而后萧玦又下令,提审嫂嫂身边的心腹婆子与贴身丫鬟,所有人分开审问。
嫂嫂动作还没那么快,几人没来得及对口供。
其实不需要口供,萧玦他派人挑了个胆子最小的婆子,当着她的面摆出两份口供。
一份来自药铺掌柜,一份出自假大夫之手。
又把欺主瞒上、构陷宗族子弟的罪名后果,一字一句说清楚。
这群下人不过是被嫂嫂那些银两收买的贪财之人,现在将军府真正的主人回来,她们自然不敢继续欺瞒。
“要么说实话,指证主谋,从轻发落,赶出府去。”
“要么继续隐瞒,同罪论处,杖毙处死,家人连坐。”
亲卫只吓唬了几句,不过半个时辰,那个婆子就彻底崩溃,哭着坦白了所有。
证词都是嫂嫂身边的大丫鬟提前编造好,教他们说的,事成之后每人十两银子。
又出言威胁逼迫,谁敢乱说便狠狠责罚。
因着当时是嫂嫂做主,没人敢得罪嫂嫂,便都大着胆子诬陷我。
现在萧玦审问,很快说了实话。
她们从未见过我对嫂嫂有半分逾矩失礼的举动,甚至都没怎么在嫂嫂这里见过我。
接连几人口供全都一样,我的冤屈算是被洗白了。
最后,萧玦把嫂嫂的贴身大丫鬟压来了。
她是嫂嫂的陪嫁丫鬟,贴身伺候多年,知晓嫂嫂所有的私事。
萧玦低下头,居高临下地问:
“夫人小产之前,私下见过哪个外男?”
“每月偷偷派你出去送东西、送信,是送给谁的?”
其实因为嫂嫂做的够严密,萧玦并不清楚丫鬟到底有没有送信。
但这不妨碍他审讯。
可这句话,却让丫鬟的脸色瞬间惨白如纸,吓得浑身一哆嗦,跪在地上不停磕头。
她知道所有的事,都已经瞒不住了,事情败露,她必死无疑。
“将军、我、我……我不知道……”
“求将军放过。”
“求将军看在和夫人夫妻一场的份上,放过我吧……”
萧玦没有给她任何思考犹豫的机会,语气冷冽:
“我已经知道是谁了,现在问你,只是给你一个将功补过的机会。”
“说出来,饶你不死。”
“不说,和你家夫人一起,沉塘处死。”
丫鬟心理防线彻底崩塌,趴在地上哭着把所有秘密,全都吐了出来。
原来嫂嫂一年前去寺庙上香时,结识了落魄书生柳文轩,被他的花言巧语哄骗,二人暗通私情,私下往来许久。

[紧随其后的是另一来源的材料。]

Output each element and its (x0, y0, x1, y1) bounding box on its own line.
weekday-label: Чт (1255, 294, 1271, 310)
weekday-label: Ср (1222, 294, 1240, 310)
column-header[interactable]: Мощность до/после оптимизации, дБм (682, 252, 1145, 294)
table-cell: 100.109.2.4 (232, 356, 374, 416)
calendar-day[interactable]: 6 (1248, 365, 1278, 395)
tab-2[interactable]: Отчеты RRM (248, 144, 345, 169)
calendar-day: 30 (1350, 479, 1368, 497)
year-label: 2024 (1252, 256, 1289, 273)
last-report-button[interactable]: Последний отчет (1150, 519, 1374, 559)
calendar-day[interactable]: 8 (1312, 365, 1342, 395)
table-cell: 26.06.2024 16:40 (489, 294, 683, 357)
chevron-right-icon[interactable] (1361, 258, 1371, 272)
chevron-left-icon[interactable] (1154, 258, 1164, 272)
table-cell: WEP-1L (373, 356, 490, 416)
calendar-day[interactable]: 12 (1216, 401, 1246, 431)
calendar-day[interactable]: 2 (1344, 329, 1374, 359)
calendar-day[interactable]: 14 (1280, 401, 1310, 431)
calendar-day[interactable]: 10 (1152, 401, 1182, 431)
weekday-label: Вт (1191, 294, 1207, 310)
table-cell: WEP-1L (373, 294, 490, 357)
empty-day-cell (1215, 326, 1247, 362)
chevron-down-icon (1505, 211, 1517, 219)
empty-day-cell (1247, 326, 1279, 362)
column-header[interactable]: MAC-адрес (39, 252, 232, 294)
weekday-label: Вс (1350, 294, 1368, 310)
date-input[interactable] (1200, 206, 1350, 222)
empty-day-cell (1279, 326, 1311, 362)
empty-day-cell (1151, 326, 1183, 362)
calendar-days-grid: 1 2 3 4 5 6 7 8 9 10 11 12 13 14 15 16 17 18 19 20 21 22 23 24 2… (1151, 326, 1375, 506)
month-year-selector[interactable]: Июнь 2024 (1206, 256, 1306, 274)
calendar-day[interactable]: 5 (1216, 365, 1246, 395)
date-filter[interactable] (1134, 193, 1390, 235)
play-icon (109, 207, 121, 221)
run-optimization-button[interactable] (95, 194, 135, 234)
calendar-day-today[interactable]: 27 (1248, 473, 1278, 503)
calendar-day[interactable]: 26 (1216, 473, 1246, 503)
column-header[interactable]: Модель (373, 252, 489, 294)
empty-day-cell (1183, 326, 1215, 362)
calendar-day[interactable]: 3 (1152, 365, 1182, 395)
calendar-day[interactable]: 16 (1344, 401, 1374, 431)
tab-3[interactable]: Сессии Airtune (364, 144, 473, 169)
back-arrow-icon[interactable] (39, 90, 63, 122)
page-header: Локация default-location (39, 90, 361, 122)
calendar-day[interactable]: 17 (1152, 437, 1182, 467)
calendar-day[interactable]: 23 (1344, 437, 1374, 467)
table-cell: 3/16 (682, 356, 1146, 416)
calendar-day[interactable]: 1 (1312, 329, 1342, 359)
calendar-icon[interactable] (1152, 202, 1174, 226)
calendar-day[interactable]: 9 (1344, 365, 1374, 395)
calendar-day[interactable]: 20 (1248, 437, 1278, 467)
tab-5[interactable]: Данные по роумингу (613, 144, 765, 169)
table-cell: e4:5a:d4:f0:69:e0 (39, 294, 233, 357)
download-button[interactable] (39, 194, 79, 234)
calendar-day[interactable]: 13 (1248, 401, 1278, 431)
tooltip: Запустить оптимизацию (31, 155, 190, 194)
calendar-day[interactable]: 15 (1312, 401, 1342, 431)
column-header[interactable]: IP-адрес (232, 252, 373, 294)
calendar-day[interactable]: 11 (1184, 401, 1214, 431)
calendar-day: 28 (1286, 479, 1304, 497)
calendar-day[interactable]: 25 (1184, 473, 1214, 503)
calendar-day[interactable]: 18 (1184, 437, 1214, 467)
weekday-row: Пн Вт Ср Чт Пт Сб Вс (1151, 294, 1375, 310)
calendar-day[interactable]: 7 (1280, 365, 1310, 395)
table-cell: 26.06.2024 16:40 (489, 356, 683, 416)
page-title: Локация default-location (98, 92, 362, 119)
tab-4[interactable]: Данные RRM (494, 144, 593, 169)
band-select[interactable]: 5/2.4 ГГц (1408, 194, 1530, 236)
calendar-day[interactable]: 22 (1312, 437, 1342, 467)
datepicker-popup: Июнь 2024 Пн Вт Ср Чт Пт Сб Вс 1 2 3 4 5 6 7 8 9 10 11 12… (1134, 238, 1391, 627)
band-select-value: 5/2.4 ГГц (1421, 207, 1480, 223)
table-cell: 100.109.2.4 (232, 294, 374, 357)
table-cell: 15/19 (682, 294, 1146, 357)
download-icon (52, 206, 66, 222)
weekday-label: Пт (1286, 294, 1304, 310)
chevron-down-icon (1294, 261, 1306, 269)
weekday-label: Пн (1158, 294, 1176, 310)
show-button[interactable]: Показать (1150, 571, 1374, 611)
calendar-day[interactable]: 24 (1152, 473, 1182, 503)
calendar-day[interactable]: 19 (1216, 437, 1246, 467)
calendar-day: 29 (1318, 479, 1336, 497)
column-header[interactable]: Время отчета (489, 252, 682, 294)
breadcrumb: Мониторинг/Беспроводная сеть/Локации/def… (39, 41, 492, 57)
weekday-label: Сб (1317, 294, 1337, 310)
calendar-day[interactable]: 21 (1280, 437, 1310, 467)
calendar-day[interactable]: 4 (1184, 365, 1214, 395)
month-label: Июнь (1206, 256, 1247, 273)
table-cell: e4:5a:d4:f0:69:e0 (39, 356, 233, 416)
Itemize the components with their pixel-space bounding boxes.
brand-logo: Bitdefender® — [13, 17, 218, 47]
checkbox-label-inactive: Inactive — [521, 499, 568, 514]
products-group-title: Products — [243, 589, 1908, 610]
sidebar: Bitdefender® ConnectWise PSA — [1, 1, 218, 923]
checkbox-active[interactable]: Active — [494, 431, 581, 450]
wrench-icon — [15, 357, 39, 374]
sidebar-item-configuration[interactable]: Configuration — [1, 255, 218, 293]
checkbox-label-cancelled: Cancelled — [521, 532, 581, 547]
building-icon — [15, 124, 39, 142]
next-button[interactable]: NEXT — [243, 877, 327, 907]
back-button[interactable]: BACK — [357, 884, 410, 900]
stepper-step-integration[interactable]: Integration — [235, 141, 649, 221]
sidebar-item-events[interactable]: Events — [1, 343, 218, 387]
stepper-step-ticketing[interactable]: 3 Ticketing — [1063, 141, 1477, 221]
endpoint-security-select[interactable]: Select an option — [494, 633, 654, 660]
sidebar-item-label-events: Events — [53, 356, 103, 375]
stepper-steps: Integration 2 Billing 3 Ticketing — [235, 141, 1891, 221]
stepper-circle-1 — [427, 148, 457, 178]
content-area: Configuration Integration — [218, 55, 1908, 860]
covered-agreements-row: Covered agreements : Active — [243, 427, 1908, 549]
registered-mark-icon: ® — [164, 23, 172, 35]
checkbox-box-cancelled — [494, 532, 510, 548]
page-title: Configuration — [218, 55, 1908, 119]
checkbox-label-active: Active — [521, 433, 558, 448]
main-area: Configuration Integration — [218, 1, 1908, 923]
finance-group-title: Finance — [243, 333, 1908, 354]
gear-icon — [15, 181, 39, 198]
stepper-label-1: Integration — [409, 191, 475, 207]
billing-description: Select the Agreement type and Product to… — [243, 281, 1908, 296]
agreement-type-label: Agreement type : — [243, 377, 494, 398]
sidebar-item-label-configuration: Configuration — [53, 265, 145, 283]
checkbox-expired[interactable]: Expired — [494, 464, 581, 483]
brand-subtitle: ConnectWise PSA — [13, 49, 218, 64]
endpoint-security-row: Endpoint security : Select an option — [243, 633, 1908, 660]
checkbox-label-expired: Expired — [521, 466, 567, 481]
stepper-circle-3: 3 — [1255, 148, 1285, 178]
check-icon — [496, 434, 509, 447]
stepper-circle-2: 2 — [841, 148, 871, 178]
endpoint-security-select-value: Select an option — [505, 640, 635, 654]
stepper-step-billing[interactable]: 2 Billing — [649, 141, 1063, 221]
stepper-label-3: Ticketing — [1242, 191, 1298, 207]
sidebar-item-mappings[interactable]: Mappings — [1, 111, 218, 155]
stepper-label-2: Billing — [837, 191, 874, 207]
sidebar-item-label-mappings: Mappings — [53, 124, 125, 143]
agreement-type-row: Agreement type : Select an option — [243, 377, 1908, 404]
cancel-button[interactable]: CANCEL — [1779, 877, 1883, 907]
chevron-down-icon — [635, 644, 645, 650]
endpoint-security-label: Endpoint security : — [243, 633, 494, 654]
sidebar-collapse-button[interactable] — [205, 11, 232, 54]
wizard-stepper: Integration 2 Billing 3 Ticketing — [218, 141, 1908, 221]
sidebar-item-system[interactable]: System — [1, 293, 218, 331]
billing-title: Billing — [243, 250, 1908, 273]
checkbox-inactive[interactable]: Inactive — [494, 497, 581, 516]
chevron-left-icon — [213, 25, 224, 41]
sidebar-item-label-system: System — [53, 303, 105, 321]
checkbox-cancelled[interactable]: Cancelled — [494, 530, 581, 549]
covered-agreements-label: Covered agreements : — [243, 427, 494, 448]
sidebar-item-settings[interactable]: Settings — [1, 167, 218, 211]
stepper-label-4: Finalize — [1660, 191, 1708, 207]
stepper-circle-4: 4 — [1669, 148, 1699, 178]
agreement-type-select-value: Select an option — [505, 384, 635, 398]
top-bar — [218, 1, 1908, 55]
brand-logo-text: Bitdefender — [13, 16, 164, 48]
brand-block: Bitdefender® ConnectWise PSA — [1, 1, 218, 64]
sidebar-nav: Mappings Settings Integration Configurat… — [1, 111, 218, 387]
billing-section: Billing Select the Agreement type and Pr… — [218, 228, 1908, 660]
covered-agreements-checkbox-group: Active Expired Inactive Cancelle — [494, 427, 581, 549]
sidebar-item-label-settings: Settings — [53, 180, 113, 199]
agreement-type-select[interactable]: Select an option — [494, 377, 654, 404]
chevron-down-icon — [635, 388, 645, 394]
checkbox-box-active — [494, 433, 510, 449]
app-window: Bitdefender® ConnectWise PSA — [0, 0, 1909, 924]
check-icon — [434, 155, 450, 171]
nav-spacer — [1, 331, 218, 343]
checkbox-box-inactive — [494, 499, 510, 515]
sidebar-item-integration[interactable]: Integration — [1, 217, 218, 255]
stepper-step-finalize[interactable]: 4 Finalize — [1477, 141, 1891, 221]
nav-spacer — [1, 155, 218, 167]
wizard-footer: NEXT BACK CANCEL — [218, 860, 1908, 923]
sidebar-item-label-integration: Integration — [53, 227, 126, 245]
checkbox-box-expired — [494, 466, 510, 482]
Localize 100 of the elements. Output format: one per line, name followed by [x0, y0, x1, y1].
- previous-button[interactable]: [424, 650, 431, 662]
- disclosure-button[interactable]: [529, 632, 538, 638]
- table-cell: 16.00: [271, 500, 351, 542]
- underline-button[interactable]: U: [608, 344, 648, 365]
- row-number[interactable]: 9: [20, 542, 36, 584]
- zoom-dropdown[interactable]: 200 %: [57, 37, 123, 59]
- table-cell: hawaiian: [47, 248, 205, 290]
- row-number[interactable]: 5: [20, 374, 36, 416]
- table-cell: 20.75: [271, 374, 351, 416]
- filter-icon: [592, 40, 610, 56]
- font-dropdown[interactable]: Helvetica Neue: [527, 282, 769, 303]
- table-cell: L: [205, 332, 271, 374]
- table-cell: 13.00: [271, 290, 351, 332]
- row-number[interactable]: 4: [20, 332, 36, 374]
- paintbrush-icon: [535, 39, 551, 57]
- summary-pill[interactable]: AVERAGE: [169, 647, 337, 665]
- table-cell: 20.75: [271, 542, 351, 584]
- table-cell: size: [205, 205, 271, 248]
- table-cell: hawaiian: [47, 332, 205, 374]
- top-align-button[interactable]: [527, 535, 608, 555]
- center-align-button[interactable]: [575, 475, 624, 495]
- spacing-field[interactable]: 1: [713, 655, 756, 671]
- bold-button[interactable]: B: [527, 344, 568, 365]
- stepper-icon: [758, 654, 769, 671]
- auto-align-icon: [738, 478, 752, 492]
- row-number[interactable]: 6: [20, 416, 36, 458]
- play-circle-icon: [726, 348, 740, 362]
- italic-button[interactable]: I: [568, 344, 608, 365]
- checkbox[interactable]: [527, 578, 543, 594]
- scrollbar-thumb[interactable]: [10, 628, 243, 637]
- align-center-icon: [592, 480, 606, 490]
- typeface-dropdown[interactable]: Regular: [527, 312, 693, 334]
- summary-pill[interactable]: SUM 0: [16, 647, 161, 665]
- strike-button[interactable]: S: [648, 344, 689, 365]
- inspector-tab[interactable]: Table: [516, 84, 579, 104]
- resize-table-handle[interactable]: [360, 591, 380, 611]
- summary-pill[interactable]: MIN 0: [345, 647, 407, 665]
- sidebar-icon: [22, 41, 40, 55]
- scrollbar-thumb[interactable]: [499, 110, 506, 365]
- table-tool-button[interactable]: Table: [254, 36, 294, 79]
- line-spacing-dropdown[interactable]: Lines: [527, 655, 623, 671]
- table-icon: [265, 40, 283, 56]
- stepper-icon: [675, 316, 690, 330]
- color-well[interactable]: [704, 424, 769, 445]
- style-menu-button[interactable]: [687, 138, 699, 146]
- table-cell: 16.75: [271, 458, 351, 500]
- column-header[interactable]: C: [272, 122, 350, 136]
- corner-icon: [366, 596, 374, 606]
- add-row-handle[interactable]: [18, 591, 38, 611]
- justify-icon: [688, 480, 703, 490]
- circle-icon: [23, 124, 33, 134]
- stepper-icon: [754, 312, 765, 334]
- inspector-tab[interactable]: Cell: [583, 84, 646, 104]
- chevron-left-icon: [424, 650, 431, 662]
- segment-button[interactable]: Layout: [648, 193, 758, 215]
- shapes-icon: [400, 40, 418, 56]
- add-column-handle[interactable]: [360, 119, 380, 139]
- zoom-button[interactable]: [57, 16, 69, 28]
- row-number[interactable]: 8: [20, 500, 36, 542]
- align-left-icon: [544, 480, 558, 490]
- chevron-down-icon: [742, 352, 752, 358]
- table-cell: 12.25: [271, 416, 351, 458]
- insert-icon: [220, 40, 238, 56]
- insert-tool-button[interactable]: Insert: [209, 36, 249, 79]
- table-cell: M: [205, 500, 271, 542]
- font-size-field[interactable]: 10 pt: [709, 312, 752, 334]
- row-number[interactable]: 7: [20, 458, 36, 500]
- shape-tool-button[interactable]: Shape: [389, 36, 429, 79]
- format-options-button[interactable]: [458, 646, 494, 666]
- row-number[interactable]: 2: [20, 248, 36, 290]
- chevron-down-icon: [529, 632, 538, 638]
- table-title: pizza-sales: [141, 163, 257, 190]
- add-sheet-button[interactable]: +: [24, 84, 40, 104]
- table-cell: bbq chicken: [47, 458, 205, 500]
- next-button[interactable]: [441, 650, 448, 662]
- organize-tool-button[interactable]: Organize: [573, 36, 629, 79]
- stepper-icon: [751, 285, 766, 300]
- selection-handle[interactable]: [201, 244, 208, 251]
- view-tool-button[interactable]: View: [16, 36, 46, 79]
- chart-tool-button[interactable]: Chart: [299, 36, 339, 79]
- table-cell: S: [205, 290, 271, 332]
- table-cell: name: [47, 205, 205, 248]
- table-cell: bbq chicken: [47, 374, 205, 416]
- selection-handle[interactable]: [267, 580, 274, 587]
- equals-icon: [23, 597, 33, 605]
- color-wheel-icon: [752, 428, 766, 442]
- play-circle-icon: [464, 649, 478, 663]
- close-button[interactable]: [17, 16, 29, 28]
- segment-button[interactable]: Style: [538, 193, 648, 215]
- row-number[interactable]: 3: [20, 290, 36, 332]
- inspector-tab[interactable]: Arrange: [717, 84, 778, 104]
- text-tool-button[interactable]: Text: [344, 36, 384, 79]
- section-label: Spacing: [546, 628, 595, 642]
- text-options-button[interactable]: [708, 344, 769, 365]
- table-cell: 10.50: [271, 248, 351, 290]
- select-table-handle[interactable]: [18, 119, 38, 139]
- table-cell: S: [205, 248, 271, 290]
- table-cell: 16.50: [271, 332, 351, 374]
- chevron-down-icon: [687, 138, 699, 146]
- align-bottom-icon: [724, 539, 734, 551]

和嫂嫂私通、让嫂嫂怀孕的,是住在府旁边破庙里的落魄书生,柳文轩。
甚至嫂嫂这一年里,从将军府偷出去的金银首饰、银两,全都送给了柳文轩,供他挥霍打点。
嫂嫂怀孕之后,害怕事情败露,就秘密找人去买堕胎药。
正巧那名假大夫离开时,被我看到了。
她担心被我发现端倪,便故意叫住我,让我去拿药,就算以后被发现了,也好说是我从中捣鬼。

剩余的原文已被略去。